Written by Jo Metcalf, Think4 Wellbeing
When I was at school, anyone aged over 30 was ‘old’, but that’s how teenagers think.
Older people are now often defined according to a range of characteristics, including age, family role and changes in functional abilities.
Most of today’s 60 and 70 year olds are not socially isolated, or frail and vulnerable, and our challenge is to help prevent them from sliding down that slippery slope towards inactivity. What needs to be put in place to encourage the inactive to take the first tentative steps towards activity and when and how can we be ready and waiting?
Some of my friends’ grandparents seemed ancient but I don’t recall any great focus on helping them to stay independent, it just seemed to happen and those that couldn’t survive on their own ended their days in care homes.
We’re now, arguably, more conscious of our older population as it’s not only growing but consuming more of the public purse in terms of health and care costs alone. Older people, essentially those over 65, are now a big blip on the Government’s radar because it’s impossible to control those spiralling costs without more intervention upstream.
It’s said that if physical activity could be packed into a pill, it would be a wonder drug and widely available on prescription. It would solve all our problems.
Sadly, behaviour change on this scale isn’t as easy as swallowing a tablet. But we do need action now, because as our population steadily ages, inactivity is reducing the quality of life of many older people and making them more dependent on hard-pressed public services.
CSPs’ role is to encourage and stimulate greater activity, so what can we do to reverse this trend? As a starting point, they must understand their older population. They need to know which people are reliant on the ‘system’; how they have ended up in that position; and why and how they have become inactive.
It would be easy to just focus on care homes, as they are a relatively easy target audience. But would that be the right approach?
Or should we pick a percentage of people who are currently in health and social care systems to put under the microscope?

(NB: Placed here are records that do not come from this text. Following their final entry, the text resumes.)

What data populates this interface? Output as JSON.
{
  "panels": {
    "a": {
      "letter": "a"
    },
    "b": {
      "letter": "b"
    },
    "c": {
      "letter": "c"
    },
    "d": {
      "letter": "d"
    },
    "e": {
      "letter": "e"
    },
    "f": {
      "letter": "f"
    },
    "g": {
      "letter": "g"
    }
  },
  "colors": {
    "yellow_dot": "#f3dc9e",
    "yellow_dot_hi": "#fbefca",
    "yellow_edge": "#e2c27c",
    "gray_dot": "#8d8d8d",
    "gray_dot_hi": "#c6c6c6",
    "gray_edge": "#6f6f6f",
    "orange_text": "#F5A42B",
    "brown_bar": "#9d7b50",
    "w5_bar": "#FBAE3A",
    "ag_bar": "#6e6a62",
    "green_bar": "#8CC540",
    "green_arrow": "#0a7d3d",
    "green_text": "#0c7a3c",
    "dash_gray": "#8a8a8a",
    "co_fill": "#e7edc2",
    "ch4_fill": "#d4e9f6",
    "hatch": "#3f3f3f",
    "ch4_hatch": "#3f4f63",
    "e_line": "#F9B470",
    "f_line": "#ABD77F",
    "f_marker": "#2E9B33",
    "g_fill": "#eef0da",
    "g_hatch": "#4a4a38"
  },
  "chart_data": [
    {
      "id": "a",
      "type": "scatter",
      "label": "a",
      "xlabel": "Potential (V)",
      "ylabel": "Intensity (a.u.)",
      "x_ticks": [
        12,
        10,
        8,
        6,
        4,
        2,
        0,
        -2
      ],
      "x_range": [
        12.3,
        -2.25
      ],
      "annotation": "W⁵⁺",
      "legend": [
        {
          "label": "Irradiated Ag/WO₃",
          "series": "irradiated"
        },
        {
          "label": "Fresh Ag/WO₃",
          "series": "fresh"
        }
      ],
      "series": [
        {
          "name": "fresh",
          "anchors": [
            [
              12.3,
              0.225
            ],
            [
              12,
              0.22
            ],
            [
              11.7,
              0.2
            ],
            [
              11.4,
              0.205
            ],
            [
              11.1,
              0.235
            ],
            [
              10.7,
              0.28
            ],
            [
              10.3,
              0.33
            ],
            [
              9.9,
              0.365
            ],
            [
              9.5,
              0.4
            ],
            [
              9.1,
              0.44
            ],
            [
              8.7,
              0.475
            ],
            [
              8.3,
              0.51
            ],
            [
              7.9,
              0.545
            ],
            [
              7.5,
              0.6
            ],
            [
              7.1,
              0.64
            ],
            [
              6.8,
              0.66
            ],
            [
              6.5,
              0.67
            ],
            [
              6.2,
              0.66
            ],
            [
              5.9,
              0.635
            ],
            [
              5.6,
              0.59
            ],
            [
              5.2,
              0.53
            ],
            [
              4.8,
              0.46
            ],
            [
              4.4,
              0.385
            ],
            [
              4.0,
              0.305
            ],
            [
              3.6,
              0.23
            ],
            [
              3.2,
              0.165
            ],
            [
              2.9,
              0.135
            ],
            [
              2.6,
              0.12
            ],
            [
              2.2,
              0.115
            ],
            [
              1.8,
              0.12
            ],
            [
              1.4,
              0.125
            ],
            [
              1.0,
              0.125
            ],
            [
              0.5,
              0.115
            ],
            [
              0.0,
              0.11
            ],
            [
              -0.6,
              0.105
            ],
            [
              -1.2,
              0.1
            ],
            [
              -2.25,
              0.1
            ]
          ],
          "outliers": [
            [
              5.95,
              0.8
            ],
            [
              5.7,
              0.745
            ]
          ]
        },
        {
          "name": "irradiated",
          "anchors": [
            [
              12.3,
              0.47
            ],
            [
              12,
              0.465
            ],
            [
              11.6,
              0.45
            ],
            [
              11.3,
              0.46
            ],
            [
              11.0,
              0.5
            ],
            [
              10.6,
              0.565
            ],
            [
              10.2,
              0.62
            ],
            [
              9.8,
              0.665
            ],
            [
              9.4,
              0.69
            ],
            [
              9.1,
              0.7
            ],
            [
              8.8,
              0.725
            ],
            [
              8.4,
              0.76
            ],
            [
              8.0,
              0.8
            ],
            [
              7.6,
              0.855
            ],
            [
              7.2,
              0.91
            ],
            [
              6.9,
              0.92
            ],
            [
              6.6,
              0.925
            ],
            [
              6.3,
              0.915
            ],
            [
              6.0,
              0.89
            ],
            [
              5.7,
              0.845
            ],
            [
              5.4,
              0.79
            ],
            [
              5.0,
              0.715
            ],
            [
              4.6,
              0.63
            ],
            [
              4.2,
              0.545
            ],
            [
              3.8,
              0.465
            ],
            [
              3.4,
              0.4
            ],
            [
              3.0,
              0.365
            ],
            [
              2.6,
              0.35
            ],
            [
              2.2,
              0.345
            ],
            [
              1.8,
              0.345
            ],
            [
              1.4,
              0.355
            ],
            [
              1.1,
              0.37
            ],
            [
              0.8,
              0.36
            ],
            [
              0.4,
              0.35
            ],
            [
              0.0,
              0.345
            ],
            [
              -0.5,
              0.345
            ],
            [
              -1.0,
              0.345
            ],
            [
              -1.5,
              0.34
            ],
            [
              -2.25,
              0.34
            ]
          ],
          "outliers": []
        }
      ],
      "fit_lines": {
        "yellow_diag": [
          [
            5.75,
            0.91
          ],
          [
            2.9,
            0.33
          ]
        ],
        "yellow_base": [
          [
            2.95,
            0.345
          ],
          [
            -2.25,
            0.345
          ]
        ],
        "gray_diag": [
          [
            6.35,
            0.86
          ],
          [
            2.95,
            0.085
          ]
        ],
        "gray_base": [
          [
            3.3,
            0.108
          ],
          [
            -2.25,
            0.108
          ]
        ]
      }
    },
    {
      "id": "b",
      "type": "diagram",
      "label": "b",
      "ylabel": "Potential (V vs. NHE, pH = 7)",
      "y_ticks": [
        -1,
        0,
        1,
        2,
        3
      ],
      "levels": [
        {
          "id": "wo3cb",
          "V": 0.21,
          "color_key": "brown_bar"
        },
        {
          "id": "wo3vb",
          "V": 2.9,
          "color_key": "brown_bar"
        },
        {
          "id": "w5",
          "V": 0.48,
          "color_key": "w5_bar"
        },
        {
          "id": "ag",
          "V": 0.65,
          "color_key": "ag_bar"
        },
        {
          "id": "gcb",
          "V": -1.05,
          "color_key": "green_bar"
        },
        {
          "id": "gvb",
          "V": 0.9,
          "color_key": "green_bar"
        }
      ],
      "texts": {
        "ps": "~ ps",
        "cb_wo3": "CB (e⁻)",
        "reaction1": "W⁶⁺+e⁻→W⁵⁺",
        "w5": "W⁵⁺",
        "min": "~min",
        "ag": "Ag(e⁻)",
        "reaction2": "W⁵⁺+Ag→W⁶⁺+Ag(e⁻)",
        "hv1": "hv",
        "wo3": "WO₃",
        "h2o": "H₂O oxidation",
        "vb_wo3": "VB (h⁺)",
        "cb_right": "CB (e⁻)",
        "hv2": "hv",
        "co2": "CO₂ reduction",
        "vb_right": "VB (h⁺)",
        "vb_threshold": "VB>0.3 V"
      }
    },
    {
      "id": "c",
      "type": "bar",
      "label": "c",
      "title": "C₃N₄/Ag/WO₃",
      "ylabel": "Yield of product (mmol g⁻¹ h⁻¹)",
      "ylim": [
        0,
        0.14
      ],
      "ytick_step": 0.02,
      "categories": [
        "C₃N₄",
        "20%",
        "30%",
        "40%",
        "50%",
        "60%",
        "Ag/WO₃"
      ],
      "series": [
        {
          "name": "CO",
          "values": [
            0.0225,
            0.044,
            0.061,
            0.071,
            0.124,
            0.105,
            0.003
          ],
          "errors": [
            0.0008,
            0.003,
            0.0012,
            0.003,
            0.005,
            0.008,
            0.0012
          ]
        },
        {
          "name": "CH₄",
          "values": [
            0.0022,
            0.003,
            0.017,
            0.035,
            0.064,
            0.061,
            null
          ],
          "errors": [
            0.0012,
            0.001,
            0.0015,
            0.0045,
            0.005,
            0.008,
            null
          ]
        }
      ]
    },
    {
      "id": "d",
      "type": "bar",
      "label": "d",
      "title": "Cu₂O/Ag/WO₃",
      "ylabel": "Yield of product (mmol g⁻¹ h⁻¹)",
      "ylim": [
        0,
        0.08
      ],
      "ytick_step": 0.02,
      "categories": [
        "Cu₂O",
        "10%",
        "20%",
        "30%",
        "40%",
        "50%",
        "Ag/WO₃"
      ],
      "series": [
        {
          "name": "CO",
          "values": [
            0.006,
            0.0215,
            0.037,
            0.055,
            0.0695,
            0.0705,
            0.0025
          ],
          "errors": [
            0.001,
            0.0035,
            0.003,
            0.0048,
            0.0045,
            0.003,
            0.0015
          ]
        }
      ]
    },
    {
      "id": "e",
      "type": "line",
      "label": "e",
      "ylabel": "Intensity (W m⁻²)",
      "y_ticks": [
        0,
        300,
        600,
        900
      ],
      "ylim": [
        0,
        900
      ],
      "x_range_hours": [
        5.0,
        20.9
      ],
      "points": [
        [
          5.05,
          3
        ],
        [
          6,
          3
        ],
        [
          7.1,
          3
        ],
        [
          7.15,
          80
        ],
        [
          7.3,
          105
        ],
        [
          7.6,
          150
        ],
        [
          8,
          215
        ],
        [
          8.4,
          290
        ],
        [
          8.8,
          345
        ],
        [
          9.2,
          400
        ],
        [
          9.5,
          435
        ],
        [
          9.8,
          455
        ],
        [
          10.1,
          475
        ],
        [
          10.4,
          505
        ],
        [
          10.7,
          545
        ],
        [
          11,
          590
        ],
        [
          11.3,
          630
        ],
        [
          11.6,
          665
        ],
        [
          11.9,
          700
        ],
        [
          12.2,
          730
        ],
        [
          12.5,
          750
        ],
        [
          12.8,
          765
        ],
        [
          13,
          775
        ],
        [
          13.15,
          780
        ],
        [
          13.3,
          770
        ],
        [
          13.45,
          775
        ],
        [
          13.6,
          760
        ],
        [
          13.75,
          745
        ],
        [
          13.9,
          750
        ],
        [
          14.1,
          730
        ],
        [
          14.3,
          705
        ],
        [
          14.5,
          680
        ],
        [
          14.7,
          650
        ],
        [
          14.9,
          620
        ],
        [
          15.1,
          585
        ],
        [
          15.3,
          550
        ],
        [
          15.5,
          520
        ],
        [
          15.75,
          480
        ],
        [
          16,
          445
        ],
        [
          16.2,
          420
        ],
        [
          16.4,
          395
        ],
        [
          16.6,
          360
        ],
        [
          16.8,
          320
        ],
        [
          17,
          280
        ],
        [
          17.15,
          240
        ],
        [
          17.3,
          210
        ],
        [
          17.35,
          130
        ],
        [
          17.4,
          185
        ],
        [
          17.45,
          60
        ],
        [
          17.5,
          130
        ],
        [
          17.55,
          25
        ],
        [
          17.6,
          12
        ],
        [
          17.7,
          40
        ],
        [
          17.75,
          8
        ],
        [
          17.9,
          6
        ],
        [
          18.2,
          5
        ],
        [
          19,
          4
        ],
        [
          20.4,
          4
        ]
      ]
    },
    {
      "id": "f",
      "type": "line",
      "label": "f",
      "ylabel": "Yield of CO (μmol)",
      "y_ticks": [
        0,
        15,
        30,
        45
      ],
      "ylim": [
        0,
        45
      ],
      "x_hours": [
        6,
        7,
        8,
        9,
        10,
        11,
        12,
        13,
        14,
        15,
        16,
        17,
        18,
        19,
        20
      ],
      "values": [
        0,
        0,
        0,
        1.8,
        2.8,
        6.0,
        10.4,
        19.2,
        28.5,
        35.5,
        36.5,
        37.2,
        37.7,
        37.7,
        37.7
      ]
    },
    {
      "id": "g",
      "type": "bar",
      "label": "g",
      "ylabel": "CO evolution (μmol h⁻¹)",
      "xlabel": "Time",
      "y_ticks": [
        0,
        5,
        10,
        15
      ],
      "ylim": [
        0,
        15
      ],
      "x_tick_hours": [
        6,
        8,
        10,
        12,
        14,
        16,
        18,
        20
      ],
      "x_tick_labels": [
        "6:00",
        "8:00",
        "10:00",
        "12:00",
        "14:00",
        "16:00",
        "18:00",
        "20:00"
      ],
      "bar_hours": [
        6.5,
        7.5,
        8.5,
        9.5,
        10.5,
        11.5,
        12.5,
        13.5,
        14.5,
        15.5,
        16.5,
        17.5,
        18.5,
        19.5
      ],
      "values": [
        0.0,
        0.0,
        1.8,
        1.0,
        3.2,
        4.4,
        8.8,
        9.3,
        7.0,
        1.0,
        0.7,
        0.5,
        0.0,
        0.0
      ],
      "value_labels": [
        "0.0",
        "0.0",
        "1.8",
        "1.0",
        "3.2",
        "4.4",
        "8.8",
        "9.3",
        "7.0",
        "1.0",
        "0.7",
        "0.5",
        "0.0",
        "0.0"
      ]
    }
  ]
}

Would this highlight a massive population to target just out in the community?
One thing is for sure, it’s a changing landscape we’re working in. Integration is the name of the game but, historically, some local health and social care organisations haven’t worked together as effectively as they could have. In many parts of the country, health and social care systems are fragmented rather than unified.
Local politics is a big issue too. Integration is easier to say than to achieve as it can test hitherto good relationships between partners. Health organisations and social care organisations often want to manage issues in different ways. Local authorities are run by people elected by the population they serve, yet local NHS organisations are much more centrally governed, which can create tensions.

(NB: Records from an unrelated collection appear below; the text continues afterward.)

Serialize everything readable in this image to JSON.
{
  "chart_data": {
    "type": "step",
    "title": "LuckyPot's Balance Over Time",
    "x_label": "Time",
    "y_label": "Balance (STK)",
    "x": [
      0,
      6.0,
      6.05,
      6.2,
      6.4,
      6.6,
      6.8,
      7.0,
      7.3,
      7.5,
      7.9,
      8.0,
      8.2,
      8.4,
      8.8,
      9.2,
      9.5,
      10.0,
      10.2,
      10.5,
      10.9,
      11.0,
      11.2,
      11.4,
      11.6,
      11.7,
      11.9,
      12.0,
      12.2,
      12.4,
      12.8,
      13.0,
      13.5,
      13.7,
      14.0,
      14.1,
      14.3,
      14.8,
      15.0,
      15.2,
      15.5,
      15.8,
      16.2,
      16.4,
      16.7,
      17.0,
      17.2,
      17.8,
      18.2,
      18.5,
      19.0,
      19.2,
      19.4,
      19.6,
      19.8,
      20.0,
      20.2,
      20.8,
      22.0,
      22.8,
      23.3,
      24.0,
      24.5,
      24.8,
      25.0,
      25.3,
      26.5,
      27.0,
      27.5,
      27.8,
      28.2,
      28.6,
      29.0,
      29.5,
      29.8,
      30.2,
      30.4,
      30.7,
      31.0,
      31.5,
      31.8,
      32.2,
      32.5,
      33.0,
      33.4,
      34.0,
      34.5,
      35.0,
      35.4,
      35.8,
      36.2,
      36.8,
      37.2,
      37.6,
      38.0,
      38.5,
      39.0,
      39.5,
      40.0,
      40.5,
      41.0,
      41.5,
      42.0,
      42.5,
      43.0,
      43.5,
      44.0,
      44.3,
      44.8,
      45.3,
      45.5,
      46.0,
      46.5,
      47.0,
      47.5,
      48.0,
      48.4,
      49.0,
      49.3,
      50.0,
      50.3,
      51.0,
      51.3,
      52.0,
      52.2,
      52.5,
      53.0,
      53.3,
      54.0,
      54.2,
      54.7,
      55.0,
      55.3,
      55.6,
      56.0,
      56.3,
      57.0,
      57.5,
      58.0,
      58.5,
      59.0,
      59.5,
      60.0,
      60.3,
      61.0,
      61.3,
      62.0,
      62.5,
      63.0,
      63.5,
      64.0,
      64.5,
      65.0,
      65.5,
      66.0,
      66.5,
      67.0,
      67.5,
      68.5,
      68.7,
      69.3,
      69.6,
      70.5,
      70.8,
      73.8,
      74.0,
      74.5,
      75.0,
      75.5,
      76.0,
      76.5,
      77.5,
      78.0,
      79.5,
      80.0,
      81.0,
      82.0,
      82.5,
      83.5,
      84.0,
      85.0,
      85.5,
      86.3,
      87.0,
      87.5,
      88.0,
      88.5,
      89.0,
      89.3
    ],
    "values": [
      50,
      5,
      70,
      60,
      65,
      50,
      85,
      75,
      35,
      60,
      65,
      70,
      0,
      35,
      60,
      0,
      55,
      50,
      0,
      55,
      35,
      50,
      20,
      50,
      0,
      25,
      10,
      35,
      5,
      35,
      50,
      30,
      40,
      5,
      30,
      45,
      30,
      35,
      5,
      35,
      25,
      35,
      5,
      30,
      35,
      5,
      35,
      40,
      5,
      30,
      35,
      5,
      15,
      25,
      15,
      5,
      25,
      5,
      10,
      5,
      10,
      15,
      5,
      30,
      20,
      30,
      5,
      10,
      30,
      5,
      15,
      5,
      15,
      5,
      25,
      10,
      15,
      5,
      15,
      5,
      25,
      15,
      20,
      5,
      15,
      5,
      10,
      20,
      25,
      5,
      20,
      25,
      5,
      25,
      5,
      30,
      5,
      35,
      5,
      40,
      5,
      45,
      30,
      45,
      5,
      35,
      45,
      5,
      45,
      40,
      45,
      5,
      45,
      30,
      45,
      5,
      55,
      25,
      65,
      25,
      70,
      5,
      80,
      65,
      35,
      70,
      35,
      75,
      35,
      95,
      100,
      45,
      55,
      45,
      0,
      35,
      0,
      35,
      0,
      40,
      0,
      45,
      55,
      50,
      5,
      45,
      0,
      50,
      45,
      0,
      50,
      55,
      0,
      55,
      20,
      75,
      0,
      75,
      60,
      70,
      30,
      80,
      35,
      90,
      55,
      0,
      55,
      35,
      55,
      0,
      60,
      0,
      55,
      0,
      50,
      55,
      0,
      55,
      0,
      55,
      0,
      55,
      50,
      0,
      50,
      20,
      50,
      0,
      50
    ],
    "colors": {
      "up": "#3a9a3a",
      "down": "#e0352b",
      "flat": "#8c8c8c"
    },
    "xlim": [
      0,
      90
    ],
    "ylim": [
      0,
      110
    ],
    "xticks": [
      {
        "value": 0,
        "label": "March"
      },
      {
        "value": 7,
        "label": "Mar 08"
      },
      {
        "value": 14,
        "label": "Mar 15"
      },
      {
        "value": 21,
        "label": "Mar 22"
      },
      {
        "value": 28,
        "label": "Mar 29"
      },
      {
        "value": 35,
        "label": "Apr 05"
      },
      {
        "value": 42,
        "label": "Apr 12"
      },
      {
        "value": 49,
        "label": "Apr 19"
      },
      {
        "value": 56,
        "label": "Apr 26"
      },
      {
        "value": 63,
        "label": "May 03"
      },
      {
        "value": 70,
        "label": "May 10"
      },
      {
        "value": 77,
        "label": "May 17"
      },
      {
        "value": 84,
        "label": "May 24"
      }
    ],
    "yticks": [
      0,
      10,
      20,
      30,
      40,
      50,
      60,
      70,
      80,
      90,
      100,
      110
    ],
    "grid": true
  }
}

Could CSPs be ‘honest brokers’ for local communities, bringing an independent, detached view to the table? Real change comes from collaboration, not competition, but this means leaving egos outside the room and working for the common good rather than a ‘what’s in it for me?, approach.
Easier said than done, but finding solutions is crucial because physical inactivity impacts negatively on the health and social care sectors. Sedentary lifestyles generate pressures on overworked systems that are already struggling to cope: from increasing long-term physical health problems like diabetes, stroke and obesity, to the mental health problems stemming from social isolation and reduced mobility.

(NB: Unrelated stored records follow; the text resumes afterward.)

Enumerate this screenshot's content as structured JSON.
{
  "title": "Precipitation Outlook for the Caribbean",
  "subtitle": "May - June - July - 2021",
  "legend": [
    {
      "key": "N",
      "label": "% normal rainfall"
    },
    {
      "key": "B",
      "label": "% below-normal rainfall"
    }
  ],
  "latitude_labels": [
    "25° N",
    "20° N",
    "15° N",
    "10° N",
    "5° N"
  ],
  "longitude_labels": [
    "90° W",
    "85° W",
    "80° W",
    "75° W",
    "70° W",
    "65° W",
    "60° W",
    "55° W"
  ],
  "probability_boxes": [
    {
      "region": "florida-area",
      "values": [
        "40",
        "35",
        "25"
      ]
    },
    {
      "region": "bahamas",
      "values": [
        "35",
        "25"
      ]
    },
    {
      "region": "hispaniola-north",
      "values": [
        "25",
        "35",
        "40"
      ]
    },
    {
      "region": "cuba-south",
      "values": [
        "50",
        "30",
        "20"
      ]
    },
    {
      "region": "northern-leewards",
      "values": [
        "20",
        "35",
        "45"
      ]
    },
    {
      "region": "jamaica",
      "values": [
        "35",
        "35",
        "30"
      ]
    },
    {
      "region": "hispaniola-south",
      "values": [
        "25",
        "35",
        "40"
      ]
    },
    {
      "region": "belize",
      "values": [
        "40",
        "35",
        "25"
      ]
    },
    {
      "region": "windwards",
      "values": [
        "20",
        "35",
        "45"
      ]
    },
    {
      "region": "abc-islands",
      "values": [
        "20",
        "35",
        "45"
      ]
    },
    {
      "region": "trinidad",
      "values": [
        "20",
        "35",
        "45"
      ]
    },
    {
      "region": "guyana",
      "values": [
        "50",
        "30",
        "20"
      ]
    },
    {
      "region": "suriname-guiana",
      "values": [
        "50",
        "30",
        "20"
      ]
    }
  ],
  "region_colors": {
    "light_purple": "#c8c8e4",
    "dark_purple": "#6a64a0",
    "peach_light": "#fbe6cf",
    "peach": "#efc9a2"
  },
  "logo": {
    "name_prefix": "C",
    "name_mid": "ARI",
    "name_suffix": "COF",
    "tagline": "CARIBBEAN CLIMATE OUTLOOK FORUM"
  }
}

Low muscle strength and poor balance are key risk factors in later life for having a fall. In the last two years in England, over 25 per cent of adults over the age of 60 and almost 40 per cent of adults over the age of 80 reported a fall.
This is a good time for CSPs to lead the way and they are well placed to do so. Muscle and bone strengthening and balance activities for general health benefits in adults and older adults - a newly published report jointly written by Public Health England and The Centre for Ageing Better - suggests all adults and older adults should undertake a programme of exercise at least twice a week. This should include high intensity resistance training, some impact exercise – such as running, jumping or skipping – and balance training, all tailored to individual fitness and physical function.
Health and social care organisations must make annual efficiency savings, so every penny they spend counts. Contract awards must be underpinned by solid evidence of a return on investment or they won’t get the go-ahead.
Currently, according to statistics published by NHS Digital, just over one in five people aged between 55 and 64 meet the aerobic and muscle strengthening guidelines. As people get older the numbers drop even further, with only six per cent of those aged 75 and over meeting the guidelines.
So, we need to encourage the inactive to become active before they get ‘old’.